Apalachee grabbed the lead in top of the sixth when Allyssa Willer led off with a double and later scored on a two-out double by Reynolds before Sexton’s RBI single made it 2-1. Hodnett got into a jam in the bottom of the frame, surrendering a one-out double and a walk and hit batsman with two outs to load the bases. But she struck out the next hitter on the straight pitches to escape trouble and then worked a perfect seventh with a pair of punch-outs to nail down the win.
Then, after Katelyn Flanders worked the first five innings of Game 2 and allowed three runs (two earned), Hodnett entered the circle in the sixth and tossed four more scoreless, hitless frames, with two free passes and five strikeouts. Hodnett is now 19-4 on the year with a 1.26 ERA, 0.81 WHIP and has fanned 236 hitters in 133 innings.
“We knew Calhoun was a very good team, but Emily was the difference-maker,” Bailey said. “She made one mistake in that first game to a great hitter, but she bounced right back and we were able to close it out. With her pitching, we felt confident that if we could get a couple runs we would be in good shape. We played some outstanding defense and got the timely hitting that we needed.
“The best part of our team is it is really player-led, and that makes our job as coaches so much easier. They came together and fought for each other, and that propelled us to play at an extremely high level. We like our matchup with Northgate in a two-out-three series and feel confident about our pitching depth.”

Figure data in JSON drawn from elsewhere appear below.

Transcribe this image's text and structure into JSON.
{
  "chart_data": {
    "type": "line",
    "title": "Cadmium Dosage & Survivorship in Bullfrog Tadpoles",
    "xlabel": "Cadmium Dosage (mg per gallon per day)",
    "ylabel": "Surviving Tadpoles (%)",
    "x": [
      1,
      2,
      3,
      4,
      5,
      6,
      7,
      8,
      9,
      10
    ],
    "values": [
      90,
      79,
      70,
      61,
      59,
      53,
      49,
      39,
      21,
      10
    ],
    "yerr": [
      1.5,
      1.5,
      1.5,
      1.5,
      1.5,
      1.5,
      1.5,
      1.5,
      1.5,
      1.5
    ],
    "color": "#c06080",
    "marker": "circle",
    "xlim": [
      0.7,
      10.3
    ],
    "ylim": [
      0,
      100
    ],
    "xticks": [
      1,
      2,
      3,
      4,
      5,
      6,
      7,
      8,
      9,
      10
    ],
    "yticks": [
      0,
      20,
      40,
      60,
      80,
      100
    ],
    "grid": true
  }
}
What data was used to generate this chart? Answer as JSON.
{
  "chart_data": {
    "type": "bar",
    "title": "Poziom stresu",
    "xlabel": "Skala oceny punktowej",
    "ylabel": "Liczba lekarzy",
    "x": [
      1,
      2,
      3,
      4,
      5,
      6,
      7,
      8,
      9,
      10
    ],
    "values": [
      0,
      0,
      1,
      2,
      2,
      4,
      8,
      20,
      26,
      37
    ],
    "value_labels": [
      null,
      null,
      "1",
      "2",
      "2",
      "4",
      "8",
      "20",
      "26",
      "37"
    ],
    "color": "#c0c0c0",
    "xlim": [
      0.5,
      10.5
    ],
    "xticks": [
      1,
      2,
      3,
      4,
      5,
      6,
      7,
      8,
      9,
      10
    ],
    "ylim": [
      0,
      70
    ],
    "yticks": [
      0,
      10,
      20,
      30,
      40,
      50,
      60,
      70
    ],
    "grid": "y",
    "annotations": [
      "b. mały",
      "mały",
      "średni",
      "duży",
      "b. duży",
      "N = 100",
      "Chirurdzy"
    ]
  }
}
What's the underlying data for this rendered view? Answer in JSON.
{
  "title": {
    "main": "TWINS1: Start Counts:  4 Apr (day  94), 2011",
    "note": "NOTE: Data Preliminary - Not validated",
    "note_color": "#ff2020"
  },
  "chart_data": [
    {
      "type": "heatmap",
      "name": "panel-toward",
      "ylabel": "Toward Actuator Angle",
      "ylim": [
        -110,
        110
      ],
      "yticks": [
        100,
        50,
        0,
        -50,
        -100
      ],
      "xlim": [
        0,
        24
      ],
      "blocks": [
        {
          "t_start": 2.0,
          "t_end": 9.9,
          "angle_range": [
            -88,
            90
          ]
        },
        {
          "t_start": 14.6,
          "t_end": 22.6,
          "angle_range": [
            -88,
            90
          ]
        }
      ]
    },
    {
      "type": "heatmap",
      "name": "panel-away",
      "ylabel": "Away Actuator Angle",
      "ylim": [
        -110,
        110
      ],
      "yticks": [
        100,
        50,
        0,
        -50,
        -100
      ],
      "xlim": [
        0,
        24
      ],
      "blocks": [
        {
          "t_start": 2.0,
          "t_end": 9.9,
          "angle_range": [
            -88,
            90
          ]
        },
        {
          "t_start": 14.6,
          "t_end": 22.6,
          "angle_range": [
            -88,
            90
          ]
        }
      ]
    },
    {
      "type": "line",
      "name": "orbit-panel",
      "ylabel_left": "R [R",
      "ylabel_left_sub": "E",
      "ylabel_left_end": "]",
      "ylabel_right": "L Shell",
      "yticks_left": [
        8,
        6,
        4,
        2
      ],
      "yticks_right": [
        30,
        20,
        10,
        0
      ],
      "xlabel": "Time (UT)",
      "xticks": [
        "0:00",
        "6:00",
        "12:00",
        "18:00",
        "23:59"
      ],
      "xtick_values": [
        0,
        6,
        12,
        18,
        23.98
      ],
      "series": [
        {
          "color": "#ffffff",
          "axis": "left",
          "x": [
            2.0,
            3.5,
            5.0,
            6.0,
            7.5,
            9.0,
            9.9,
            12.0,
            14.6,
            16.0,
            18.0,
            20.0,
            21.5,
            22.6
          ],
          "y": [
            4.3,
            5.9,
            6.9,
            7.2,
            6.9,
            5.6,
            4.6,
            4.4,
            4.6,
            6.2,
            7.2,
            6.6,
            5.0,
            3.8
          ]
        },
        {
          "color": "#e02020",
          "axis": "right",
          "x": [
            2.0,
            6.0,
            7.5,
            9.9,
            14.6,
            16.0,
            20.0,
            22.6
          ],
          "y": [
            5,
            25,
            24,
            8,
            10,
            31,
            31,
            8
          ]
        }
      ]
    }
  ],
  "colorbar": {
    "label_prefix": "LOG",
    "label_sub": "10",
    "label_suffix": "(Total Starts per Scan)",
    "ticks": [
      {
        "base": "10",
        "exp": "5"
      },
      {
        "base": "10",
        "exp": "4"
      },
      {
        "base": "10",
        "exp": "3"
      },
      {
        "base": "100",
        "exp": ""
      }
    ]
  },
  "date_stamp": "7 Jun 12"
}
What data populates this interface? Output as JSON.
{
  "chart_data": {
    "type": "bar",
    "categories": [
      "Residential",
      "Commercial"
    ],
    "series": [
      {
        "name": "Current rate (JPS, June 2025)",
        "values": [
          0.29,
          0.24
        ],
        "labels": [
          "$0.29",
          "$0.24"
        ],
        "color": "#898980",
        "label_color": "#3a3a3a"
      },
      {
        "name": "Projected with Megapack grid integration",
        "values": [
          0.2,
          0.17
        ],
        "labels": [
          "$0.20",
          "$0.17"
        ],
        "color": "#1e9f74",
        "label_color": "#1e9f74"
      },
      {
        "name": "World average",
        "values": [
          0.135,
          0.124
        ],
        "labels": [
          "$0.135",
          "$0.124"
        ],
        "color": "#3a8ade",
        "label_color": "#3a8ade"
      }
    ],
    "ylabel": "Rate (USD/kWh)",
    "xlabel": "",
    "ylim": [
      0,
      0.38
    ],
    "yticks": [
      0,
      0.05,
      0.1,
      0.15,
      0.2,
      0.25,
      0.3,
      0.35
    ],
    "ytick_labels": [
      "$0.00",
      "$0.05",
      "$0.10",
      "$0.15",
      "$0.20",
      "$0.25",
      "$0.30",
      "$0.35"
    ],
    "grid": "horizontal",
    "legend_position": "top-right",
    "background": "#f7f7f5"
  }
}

Bailey, in his second season at the helm, has the Wildcats in the Elite Eight for a second straight year. While they would normally be gearing up to head to Columbus, they’ll instead play at Northgate after the GHSA condensed its softball postseason into two weeks and trimmed the number of teams from each classification in Columbus down to four for coronavirus-related reasons.
Northgate, the No. 3 seed out of Region 2, swept Region 4 No. 4 seed Union Grove in the Sweet Sixteen on Thursday after sweeping past Mundy’s Mill in the first round. The Vikings knocked out the Wildcats in a losers’ bracket elimination game in Columbus last year, 3-2, in a game in which the Wildcats were plagued by costly errors.
But the Wildcats are a team eager to turn the page and be the last one left standing. And they are unfazed by having to go on the road or by whoever they face after going through a tough gauntlet of a non-region schedule and playing in a competitive Region 8 that still has three teams left in the playoffs — champion Walnut Grove and No. 2 seed Loganville are in the Elite 8, while No. 4 seed Greenbrier made it to the Sweet Sixteen before falling to Woodland-Cartersville.
“We’ve got a little bit of a chip on our shoulder,” Bailey said. “We feel like we’re more experienced and head and shoulders better than we were last year. Those mistakes we made down in Columbus have been motivating us and we are playing to get back down there and have some redemption.
“Northgate is a strong program. They have a really good pitcher, so we expect another battle. It’s nothing necessarily that we can’t hit. We’ve just got to be disciplined and put together some good at-bats. It’s why we played the schedule we did, and we’ve had these kinds of battles just about every week.”